I’m trying to create a query that gives me a % change (up or down) in the 7 day covid case data by county. The end result would be the county, the date and the percentage change of the seven day moving average of covid cases. Ultimately this would allow me to show where cases are relatively stable versus where they are increasing, AKA a hotspot.

I'm new to working with LAG and OVER. So I'm pretty sure I'm just missing some basic order by or group by within my CTE.
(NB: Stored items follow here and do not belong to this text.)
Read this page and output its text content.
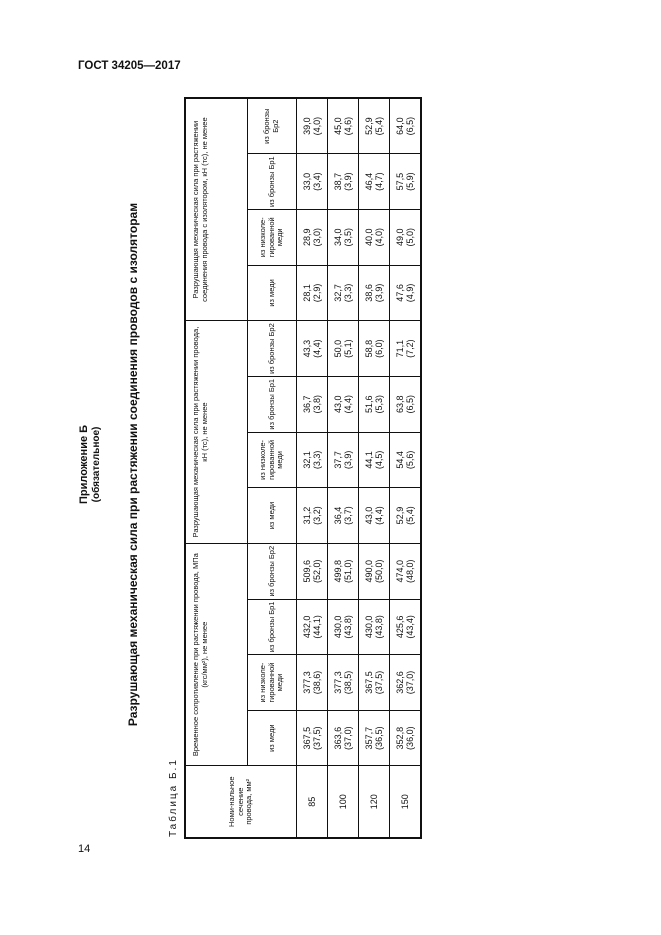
ГОСТ 34205—2017
Приложение Б (обязательное) Разрушающая механическая сила при растяжении соединения проводов с изоляторам
Таблица Б.1	Номи-нальное сечение провода, мм²	Временное сопротивление при растяжении провода, МПа (кгс/мм²), не менее				Разрушающая механическая сила при растяжении провода, кН (тс), не менее				Разрушающая механическая сила при растяжении соединения провода с изолятором, кН (тс), не менее			
	из меди	из низколе-гированной меди	из бронзы Бр1	из бронзы Бр2	из меди	из низколе-гированной меди	из бронзы Бр1	из бронзы Бр2	из меди	из низколе-гированной меди	из бронзы Бр1	из бронзы Бр2
85	367,5 (37,5)	377,3 (38,6)	432,0 (44,1)	509,6 (52,0)	31,2 (3,2)	32,1 (3,3)	36,7 (3,8)	43,3 (4,4)	28,1 (2,9)	28,9 (3,0)	33,0 (3,4)	39,0 (4,0)

100	363,6 (37,0)	377,3 (38,5)	430,0 (43,8)	499,8 (51,0)	36,4 (3,7)	37,7 (3,9)	43,0 (4,4)	50,0 (5,1)	32,7 (3,3)	34,0 (3,5)	38,7 (3,9)	45,0 (4,6)

120	357,7 (36,5)	367,5 (37,5)	430,0 (43,8)	490,0 (50,0)	43,0 (4,4)	44,1 (4,5)	51,6 (5,3)	58,8 (6,0)	38,6 (3,9)	40,0 (4,0)	46,4 (4,7)	52,9 (5,4)

150	352,8 (36,0)	362,6 (37,0)	425,6 (43,4)	474,0 (48,0)	52,9 (5,4)	54,4 (5,6)	63,8 (6,5)	71,1 (7,2)	47,6 (4,9)	49,0 (5,0)	57,5 (5,9)	64,0 (6,5)
14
It’s odd because when I only select out one County (where county_name=”X”), I'm able to get the 7 Day moving average just fine -- it just gives me a nice percentage for each day that tells me whether it is increasing or decreasing. The problem is when I am not selecting just one County, I'm just not able to figure out what I need to do or what I need to change in order to still get that same value. I end up getting values that make no sense. I'm pretty sure this is because I'm just using the window function wrong.

Here’s my code:


WITH 
a AS (SELECT long.*,
deaths-lag(deaths) over (order by date) as deaths_increase,
confirmed_cases - lag(confirmed_cases) over (order by date) as cases_increase,
FROM `bigquery-public-data.covid19_usafacts.summary` as long
where date >= cast('2020-05-03' as date)


)
,b as (
 SELECT
 a.*,
 AVG(a.deaths_increase) OVER(ORDER BY a.date ROWS BETWEEN 6 PRECEDING AND CURRENT ROW) AS seven_day_avg_deaths,
 AVG(a.cases_increase) OVER(ORDER BY a.date ROWS BETWEEN 6 PRECEDING AND CURRENT ROW) AS seven_day_avg_cases
FROM a
order by a.county_name

)

select 
b.county_name, 
b.county_fips_code,
b.confirmed_cases,
b.cases_increase,
b.deaths,
b.state,
b.seven_day_avg_cases,
b.date,

(b.seven_day_avg_cases - lag(b.seven_day_avg_cases) OVER( ORDER BY b.date)) / b.seven_day_avg_cases * 100 as seven_day_percent_change

from b

where seven_day_avg_cases > 0


order by date desc

Solution

  • Below is for BigQuery Standard SQL

    You should add PARTITION BY county_name to ALL OVER(...) statements in your query

    After that, your query can look like below

    #standardSQL
    WITH a AS (
      SELECT long.*,
        deaths-lag(deaths) OVER(PARTITION BY county_name ORDER BY DATE) AS deaths_increase,
        confirmed_cases - LAG(confirmed_cases) OVER (PARTITION BY county_name ORDER BY DATE) AS cases_increase,
      FROM `bigquery-public-data.covid19_usafacts.summary` AS long
      WHERE DATE >= CAST('2020-05-03' AS DATE)
    ), b AS (
      SELECT a.*,
        AVG(a.deaths_increase) OVER(PARTITION BY county_name ORDER BY a.date ROWS BETWEEN 6 PRECEDING AND CURRENT ROW) AS seven_day_avg_deaths,
        AVG(a.cases_increase) OVER(PARTITION BY county_name ORDER BY a.date ROWS BETWEEN 6 PRECEDING AND CURRENT ROW) AS seven_day_avg_cases
      FROM a
    )
    SELECT 
      b.county_name, 
      b.county_fips_code,
      b.confirmed_cases,
      b.cases_increase,
      b.deaths,
      b.state,
      b.seven_day_avg_cases,
      b.date,
      (b.seven_day_avg_cases - LAG(b.seven_day_avg_cases) OVER(PARTITION BY county_name ORDER BY b.date)) / b.seven_day_avg_cases * 100 AS seven_day_percent_change
    FROM b
    WHERE seven_day_avg_cases > 0
    ORDER BY DATE DESC, county_name    
    

    Note: obviously assuming that your original query really works for one country

    Yet another weak point in your query is ORDER BY a.date ROWS BETWEEN 6 PRECEDING AND CURRENT ROW - this sets window of 7 consecutive rows (not days) which means that this workrks ONLY if you have all days in the stats - which most likely a case for this data. But still more proper use would be to use ORDER BY UNIX_DATE(a.date) RANGE BETWEEN 6 PRECEDING AND CURRENT ROW instead - this guarantees you to use windows of seven days even if some days are missing or filtered out for whatever reason, etc.